Faced with a diminishing population, Mayor Daniele Galliano came up with a proposal that would bring new residents to the area. According to the Guardian:
If all goes ahead, from next year anyone who transfers their residence to Bormida and either rents or buys a property there will be gifted €2,000.
And under the low rent scheme, which should be in place within the next two months, a small property will cost just €50 a month while a more spacious one will be no more than €120.
“We’re still working out the plan, but anyone is welcome to come and live here,” said a local councillor, who asked not to be named. “We’re a small community but very welcoming. We’re high up in a mountain area but also not far from the sea – it’s a healthy lifestyle, the air is very clean.”

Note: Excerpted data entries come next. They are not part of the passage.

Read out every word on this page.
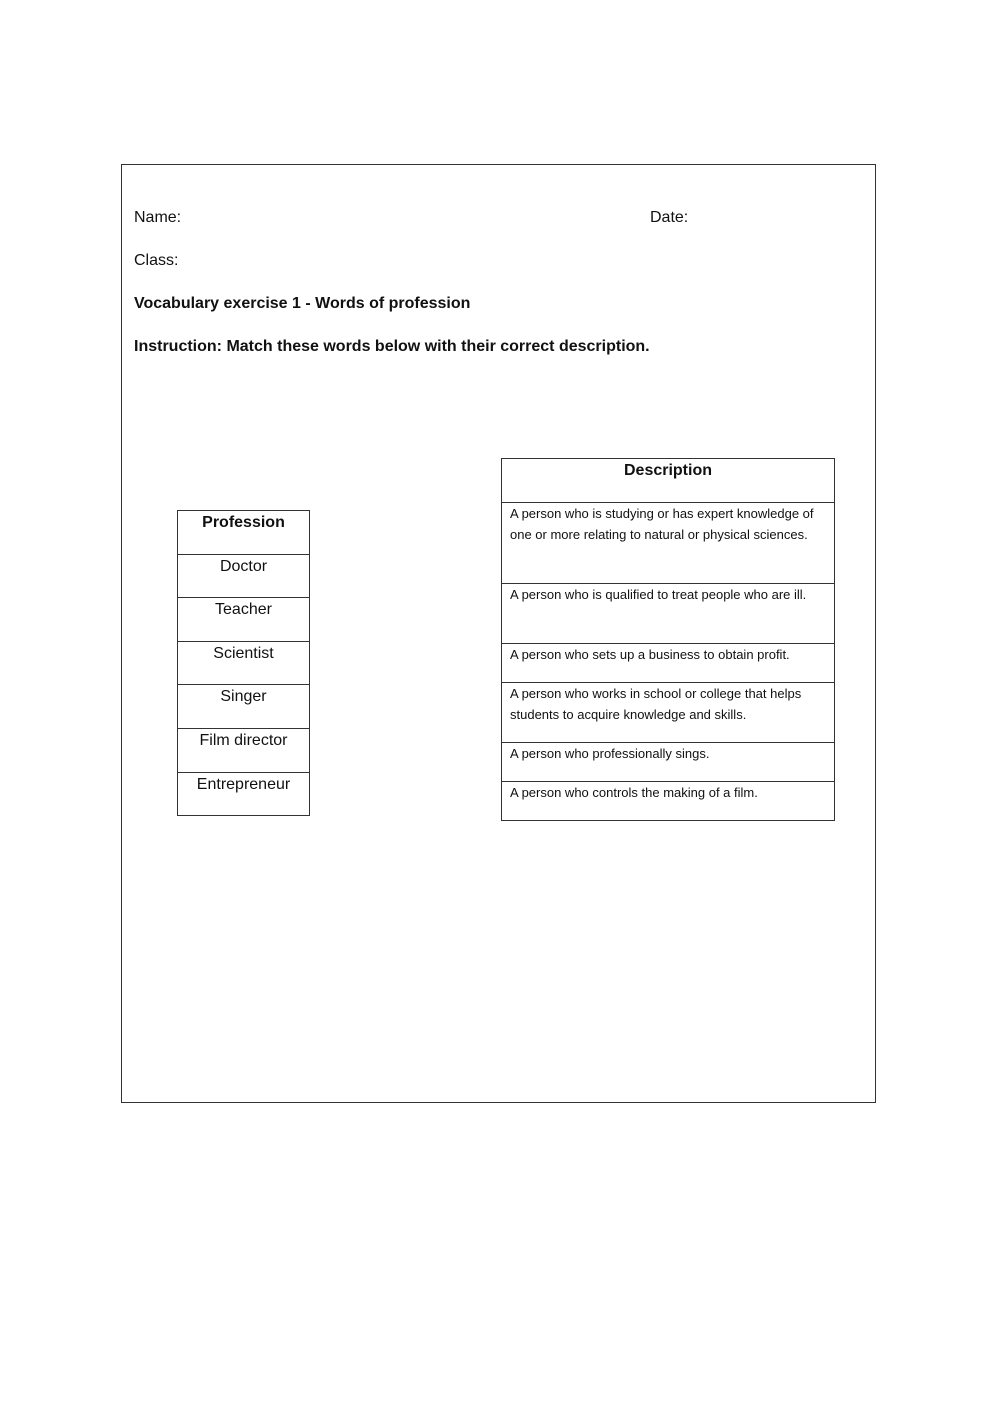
Name:	Date:
Class:
Vocabulary exercise 1 - Words of profession
Instruction: Match these words below with their correct description.
Profession
Doctor
Teacher
Scientist
Singer
Film director
Entrepreneur
Description
A person who is studying or has expert knowledge of one or more relating to natural or physical sciences.
A person who is qualified to treat people who are ill.
A person who sets up a business to obtain profit.
A person who works in school or college that helps students to acquire knowledge and skills.
A person who professionally sings.
A person who controls the making of a film.
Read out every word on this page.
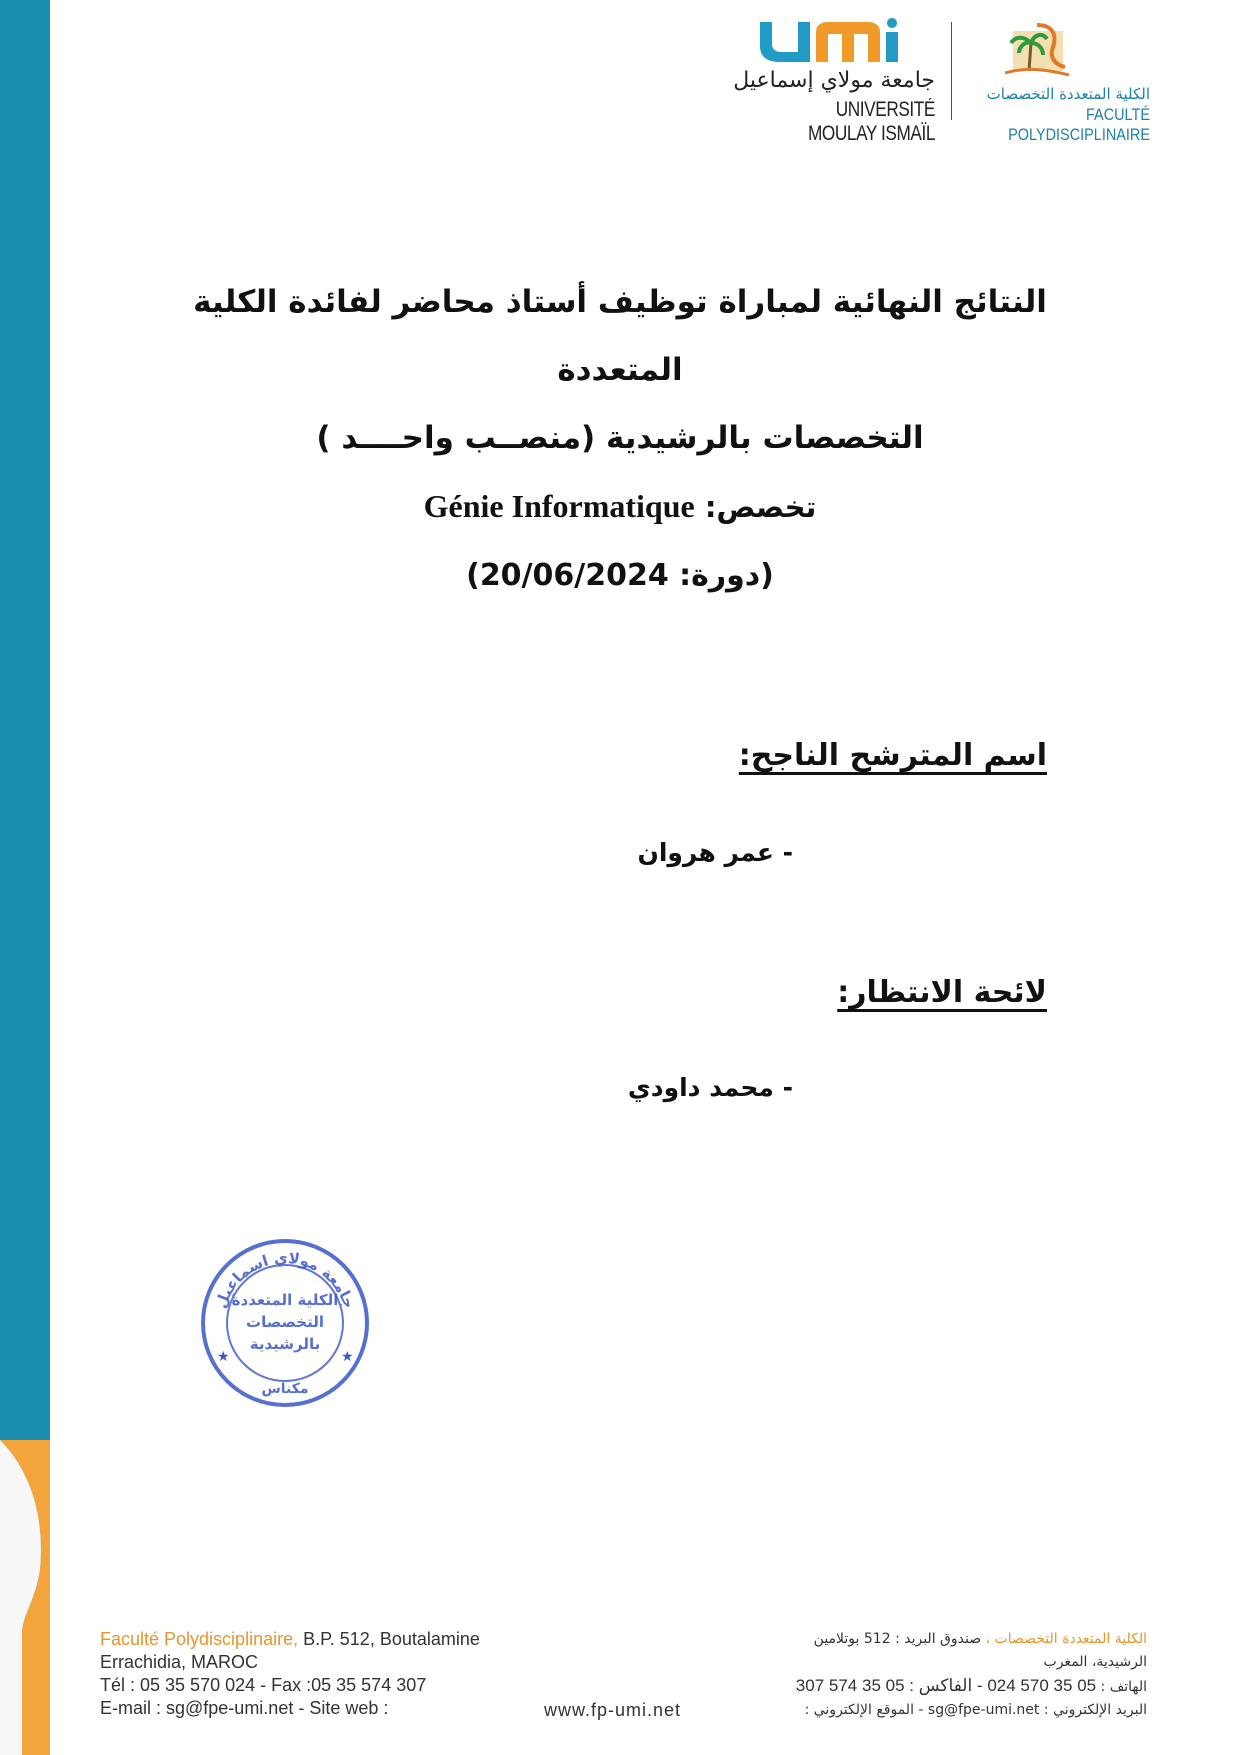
جامعة مولاي إسماعيل
UNIVERSITÉ MOULAY ISMAÏL
الكلية المتعددة التخصصات
FACULTÉ POLYDISCIPLINAIRE
النتائج النهائية لمباراة توظيف أستاذ محاضر لفائدة الكلية المتعددة
التخصصات بالرشيدية (منصــب واحــــد )
تخصص: Génie Informatique
(دورة: 20/06/2024)
اسم المترشح الناجح:
- عمر هروان
لائحة الانتظار:
- محمد داودي
جامعة مولاي اسماعيل
الكلية المتعددة
التخصصات
بالرشيدية
مكناس
★	★
Faculté Polydisciplinaire, B.P. 512, Boutalamine
Errachidia, MAROC
Tél : 05 35 570 024 - Fax :05 35 574 307
E-mail : sg@fpe-umi.net - Site web :	www.fp-umi.net
الكلية المتعددة التخصصات ، صندوق البريد : 512 بوتلامين
الرشيدية، المغرب
الهاتف : 05 35 570 024 - الفاكس : 05 35 574 307
البريد الإلكتروني : sg@fpe-umi.net - الموقع الإلكتروني :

The announcement was met with quite a bit of excitement with roughly 17,000 people asking for more information about taking up a simpler life in the countryside. But there's only one problem: The mayor has since retracted the offer, posting this on Facebook:
“It was just an idea I proposed to the region of Liguria, which I am in contact with. The news was incorrectly reported and has reached a worldwide audience. Italy is a beautiful country, but like others, is in an economic crisis. Unfortunately it's not really possible to find help for all. Thank you for your interest."
It's not clear if the mayor's recent response was indication that the offer no longer stands or if the tiny community is simply can't deal with this level of interest.
Regardless, the strategy — perhaps with more planning — is one that could be copied by a few other villages. A 2016 report showed that a third of Italy's villages are experiencing the same threat of depopulation as Bormida.
"In the past 25 years, one inhabitant in seven has left Italy’s small villages, either heading for larger towns and cities or leaving the country altogether ... Nearly 2,500 villages are at risk of turning into ghost communities, with a startling two million homes abandoned or left empty by their owners, according to the report, which was compiled with the help of the National Association of Italian Councils," reported The Telegraph.
If you're looking for a beautiful place to call home, and one that's affordable, you may want to check the listings in some of these little-known villages in the Italian countryside.
This story has been updated with additional, more recent information.